Depuis que j’ai environ 20 ans, c’est mon “genre de punk” favori. Bon, je sais qu’on chipote pas mal, mais quand on écoute vraiment beaucoup de punk, on finit par faire des différenciations entre les sonorités. J’aime appeler ce type-là le softcore; merci à Millencolin.
Home for Home c’est rock, mélodique à souhait, c’est pesant et ça reste malgré tout assez linéaire; il y a souvent ces petites anticipations sur les contre-temps dans les refrains dont je suis moi-même friand quand j’écris. Véritable pépite en son genre avec des chansons de feu comme « Black eye » ou « Battery Check« , c’est un incontournable punk à mon avis.
10 – Guérilla Poubelle – Punk=existentialisme
Comment passer à côté des Guérilla? J’ai acheté le CD au X2O parce que j’en avais entendu parler par une amie. J’ai tout de suite beaucoup aimé. Je trouve que les textes sont bruts et bien amenés. C’est l’éthique du groupe : le minimalisme. Ils sont passés maîtres dans l’art de le faire.

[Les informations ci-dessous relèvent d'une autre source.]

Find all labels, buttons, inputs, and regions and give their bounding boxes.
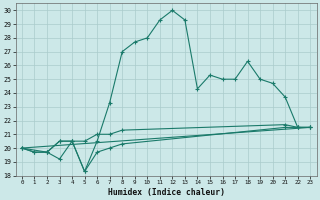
X-axis label: Humidex (Indice chaleur): Humidex (Indice chaleur) bbox=[108, 188, 225, 197]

Je les ai vus en show au Underworld et ça a été une grosse claque. Pour celleux qui connaissent, vous savez que Guérilla donnent un show de malade. C’est probablement un des groupes, voire LE groupe, que j’ai vu le plus de fois dans ma vie.

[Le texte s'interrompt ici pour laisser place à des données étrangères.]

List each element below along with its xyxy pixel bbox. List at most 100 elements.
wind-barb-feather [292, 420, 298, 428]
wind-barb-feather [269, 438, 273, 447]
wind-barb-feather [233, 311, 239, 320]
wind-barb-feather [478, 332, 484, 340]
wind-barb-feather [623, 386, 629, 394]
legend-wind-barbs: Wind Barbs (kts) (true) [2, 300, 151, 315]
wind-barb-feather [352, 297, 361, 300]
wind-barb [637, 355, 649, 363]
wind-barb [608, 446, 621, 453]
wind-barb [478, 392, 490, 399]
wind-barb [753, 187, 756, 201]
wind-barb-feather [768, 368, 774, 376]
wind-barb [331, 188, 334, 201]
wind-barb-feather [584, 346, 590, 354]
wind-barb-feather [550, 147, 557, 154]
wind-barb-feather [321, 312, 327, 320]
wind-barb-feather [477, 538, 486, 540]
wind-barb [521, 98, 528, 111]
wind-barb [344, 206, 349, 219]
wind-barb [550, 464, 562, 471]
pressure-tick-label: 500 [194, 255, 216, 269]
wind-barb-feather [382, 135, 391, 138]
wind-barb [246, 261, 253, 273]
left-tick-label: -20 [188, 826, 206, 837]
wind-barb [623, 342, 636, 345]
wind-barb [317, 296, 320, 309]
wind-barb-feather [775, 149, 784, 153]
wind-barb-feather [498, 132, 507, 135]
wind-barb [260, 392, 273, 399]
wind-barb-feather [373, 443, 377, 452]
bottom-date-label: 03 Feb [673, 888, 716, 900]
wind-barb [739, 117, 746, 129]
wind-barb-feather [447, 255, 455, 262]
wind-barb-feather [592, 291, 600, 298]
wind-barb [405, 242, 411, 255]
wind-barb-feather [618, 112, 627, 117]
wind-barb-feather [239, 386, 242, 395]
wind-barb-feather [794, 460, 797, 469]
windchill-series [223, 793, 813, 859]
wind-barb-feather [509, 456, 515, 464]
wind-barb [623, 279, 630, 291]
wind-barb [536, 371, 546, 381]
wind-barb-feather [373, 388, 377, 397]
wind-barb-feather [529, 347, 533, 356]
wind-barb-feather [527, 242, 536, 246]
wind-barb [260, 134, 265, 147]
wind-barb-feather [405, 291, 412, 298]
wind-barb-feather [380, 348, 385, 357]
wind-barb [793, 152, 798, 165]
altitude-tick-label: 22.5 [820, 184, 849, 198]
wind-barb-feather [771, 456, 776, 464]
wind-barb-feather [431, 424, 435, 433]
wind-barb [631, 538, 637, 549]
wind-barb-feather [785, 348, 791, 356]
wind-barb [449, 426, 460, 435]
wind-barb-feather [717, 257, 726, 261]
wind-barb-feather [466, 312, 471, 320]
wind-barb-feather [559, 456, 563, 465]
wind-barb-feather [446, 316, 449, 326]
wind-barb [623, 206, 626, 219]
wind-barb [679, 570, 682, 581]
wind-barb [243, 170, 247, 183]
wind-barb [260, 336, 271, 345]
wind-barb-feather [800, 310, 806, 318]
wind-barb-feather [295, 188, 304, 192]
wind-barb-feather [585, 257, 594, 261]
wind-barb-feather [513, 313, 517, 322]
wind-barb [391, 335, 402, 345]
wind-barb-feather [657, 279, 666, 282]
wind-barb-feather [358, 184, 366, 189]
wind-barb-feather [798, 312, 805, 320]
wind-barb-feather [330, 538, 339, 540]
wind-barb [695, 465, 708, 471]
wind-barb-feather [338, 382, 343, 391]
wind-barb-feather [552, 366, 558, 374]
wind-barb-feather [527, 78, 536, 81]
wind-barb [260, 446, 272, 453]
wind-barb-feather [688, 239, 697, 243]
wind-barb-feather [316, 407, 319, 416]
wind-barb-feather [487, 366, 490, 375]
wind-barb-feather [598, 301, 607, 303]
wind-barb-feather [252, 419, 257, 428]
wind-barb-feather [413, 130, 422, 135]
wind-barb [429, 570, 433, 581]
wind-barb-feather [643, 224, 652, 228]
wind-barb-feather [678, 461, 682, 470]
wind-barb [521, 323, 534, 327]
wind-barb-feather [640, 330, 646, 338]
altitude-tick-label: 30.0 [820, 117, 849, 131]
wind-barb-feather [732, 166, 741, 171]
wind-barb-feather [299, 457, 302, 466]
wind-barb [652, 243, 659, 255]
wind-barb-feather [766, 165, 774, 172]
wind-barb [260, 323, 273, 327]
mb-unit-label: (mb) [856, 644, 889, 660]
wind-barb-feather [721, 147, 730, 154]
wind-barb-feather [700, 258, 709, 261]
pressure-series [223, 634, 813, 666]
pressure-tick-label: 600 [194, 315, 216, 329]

Je me souviendrai toujours de la blague de Till (le chanteur) : « Vous aimez les Trois Accords? Non?! Ça tombe bien cette chanson elle n’en a que deux!« . Puis, les multiples hasards de la vie ont fait que les GxP sont devenus mes amis, qu’on a tourné ensemble plusieurs fois et que j’ai pu décortiquer leur show en long et en large. Ils ont eu une grande influence sur ma façon d’intervenir entre les chansons. Till est une bête de scène et ses mots sont toujours bien calculés et réfléchis. Ils m’ont aussi emmené avec eux dans ma seule tournée est-européenne; ça fait partie des plus beaux souvenirs de ma vie. Bref, album phare du mouvement punk français des années 2000, Punk=existentialisme c’est un album qui se vit, se chante et nous amène à réfléchir, sur tout ce qu’on aime du punk.
Le dernier mot de Noé
Voilà voilà, j’aimerais faire quelques mentions spéciales à des albums qui n’ont pas fait mon top 10, mais qui sont néanmoins des petits bijoux : « La cour des grands » de Intenable, « And out Come the Wolves » de Rancid, « Just Like You » de Three Days Grace, l’album de Pup, « Nevermind » de Nirvana, « Cool to be You » des Descendents, « Dancing for Decadence » des Sainte-Catharines, tous les albums des Offspring et probablement encore plein d’autres que j’oublie, mais bon c’est le principe de l’exercice !!